No Mortal Thing

There was a dress code, of sorts, in the squat. Boys should not move about the rooms, the landing and stairs in their underwear: it was disrespectful to the girls. Consolata broke rules, written and unwritten.

Her feet were bare and she was wearing a skimpy cotton nightie, short and low-cut. The sun wasn’t high enough to warm the inside of the building and she shivered but came down warily because there was no carpet or no lino on the stairs: she risked a painful splinter in a toe or the sole of her foot. She had no friends among the others and didn’t think anyone would miss her if she went out through the door with her duffel bag on her shoulder. She was there because it emphasised her indifference to their attitude towards her – and because she had nowhere else to go.

She wandered into the communal area. In the inner room, a meeting had already started. On the table there were dirty plates and mugs, while the previous night’s bowls, from dinner, were in the sink. The front was off the photocopier: there would have to be a committee meeting, then a canvassing of the membership, and finally they might agree to buy a new or second-hand one. Perhaps the Palace of Justice would help . . . She stubbed her big toe on the copier’s metal cover and swore.

If Consolata had left a man asleep in her bed, she might have viewed the world with more charity. But there was no man – hadn’t been for months – and the last had treated her as if she were a chattel, in the Calabrian way, on call when he wanted her. Before that there had been the carabinieri trooper: he had been good in bed, which she was not, and had thought of her as a trophy. She had wanted to talk about the ‘war against corruption’ and he about her cup-size and about the best kit he could buy for his work from survival magazine offers. Francesco had been amusing, and it had lasted fourteen weeks – Consolata had a good memory – before he had tired of her. She had seen his wedding notice in Cronaca della Calabria, with a picture of a smart, attractive woman – everything she was not, she had told herself. He had not hated the ’Ndrangheta families he spied on, but often said he had a decent job, was paid reasonably, and that there was camaraderie among the team. He’d shown her some of the disciplines of covert work, how to move and to lie motionless, and had boasted of his skill. Once he had let her wear his gillie suit and another time his flak-vest, with the armour plates. He had said she was good at covert movement and had an intuition for dead ground. Sometimes he had to ask her to show herself. She had cried when he ditched her, but in her room, not where he or anyone else would see.

She bit into an apple. Others must have risen as dawn broke – the heap of printed leaflets was double the size it had been when she had left the night before. They would have burned out the photocopier, not had the patience to coax it. Massimo was in the inner room at the table. He looked away, blushing, because she was almost naked. He wore heavy glasses and was attempting to grow, not yet successfully, a beard. They believed in non-violent opposition to the criminal culture, as she had when she’d joined. Perhaps not tomorrow, but victory was inevitable. At first she had been a true believer. The man at the head of the table, Piero, waved to her.

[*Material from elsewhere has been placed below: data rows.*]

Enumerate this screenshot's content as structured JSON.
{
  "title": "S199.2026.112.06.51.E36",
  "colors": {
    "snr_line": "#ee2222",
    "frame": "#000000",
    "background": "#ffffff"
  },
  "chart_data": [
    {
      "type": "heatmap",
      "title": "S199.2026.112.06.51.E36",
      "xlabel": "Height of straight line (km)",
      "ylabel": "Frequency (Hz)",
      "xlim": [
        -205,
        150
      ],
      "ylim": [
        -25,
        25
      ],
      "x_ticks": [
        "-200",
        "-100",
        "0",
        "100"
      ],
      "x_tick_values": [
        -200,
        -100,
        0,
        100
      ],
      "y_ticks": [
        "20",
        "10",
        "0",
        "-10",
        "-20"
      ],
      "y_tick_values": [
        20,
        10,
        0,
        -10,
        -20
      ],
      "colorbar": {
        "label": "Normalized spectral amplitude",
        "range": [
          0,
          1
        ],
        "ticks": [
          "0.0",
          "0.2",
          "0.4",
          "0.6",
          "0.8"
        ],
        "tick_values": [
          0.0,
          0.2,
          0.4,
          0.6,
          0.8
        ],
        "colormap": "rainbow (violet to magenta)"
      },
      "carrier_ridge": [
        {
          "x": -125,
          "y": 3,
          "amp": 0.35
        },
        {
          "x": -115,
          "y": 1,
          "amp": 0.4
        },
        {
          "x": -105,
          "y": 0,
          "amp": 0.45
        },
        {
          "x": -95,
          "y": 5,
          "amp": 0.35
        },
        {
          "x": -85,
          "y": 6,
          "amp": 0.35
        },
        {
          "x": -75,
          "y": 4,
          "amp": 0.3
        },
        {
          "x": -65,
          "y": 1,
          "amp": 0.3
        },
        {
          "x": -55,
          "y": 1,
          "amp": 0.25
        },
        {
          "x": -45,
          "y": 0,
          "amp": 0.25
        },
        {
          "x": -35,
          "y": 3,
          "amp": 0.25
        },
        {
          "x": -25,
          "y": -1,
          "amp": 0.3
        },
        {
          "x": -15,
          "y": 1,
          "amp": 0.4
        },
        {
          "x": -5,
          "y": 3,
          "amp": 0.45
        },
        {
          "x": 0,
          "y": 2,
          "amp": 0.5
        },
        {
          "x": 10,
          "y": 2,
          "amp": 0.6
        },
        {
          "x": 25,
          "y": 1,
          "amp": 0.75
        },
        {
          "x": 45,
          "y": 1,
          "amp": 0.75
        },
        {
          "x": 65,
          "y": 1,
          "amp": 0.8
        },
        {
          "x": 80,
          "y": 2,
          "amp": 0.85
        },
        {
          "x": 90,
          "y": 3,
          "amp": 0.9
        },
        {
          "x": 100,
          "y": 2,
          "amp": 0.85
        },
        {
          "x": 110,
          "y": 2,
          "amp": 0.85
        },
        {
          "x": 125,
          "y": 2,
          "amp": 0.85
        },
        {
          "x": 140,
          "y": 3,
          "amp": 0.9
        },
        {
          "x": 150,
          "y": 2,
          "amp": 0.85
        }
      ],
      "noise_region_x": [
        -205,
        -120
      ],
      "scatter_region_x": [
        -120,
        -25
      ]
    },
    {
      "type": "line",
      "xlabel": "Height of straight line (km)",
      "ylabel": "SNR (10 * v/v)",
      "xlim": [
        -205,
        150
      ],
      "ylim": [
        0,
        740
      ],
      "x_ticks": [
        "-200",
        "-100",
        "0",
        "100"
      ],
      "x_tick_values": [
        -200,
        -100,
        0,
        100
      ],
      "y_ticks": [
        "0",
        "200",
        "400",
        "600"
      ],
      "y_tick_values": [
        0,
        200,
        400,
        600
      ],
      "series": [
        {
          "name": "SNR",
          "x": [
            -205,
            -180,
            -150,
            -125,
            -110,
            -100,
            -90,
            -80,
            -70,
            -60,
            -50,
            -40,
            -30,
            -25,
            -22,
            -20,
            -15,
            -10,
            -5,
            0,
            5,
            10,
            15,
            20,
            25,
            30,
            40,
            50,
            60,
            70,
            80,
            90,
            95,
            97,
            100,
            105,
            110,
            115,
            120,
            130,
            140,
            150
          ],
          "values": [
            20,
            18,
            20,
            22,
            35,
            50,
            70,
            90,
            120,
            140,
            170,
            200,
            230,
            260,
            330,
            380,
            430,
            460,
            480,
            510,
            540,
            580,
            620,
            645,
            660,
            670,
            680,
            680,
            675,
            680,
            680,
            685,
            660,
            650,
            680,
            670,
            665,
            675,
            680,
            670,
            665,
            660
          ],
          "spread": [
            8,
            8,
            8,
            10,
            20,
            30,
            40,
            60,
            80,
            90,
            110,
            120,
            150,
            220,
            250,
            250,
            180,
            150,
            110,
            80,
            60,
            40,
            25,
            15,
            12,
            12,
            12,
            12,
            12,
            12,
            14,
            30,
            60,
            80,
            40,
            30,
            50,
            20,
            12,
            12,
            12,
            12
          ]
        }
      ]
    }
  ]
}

Was she still keen to picket? Would she picket the big villas in her nightdress?

Where did she think it most appropriate to stand with a placard? Outside the home of the de Stefano matriarch in Archi, down towards the coast and up the private road? At the hilltop villa of the Pesce family in Rosarno? Or perhaps she would go to San Luca, or Plati in the Aspromonte?

Laughter rippled around the table. She thought the other girls disapproved of her display of flesh, and that the boys’ eyes stripped her. Piero told her when they would divide up the leaflets, and where she should go with Massimo. They would start in an hour. She knew no other life. The men who headed the families were demons, and their faces, from the newspapers, flickered in her mind. They didn’t know who she was. She threw the apple core at the bin, missed and it rolled under the table. She left it where it was and went to dress.



He passed her a cigarette, which she took, and lit it.

Jago said, ‘Forgive me for disturbing you. I hope you won’t find this offensive. May I, please, give you my card and tell you what I do?’

Her face was wreathed in smoke. She looked sharply at him, then nodded.



Buried in his bunker, Bernardo – padrino, master of his family and of his village, a euro millionaire many times over – had only a minimal sense of time passing.

An air vent in the ceiling of the container rose through the stone, earth and undergrowth to surface beyond the decrepit shed, behind the roots of an aged rotting oak. An air-conditioner rumbled inside, but it was covered with blankets so the noise was muted. He had enough power to run a fridge, a cooker, a TV, on which he could watch DVDs, and a battery radio, with a discreet aerial that ran up the ventilation shaft to emerge at the lip. He had an electric blanket in the bed for the winter. It was his second home.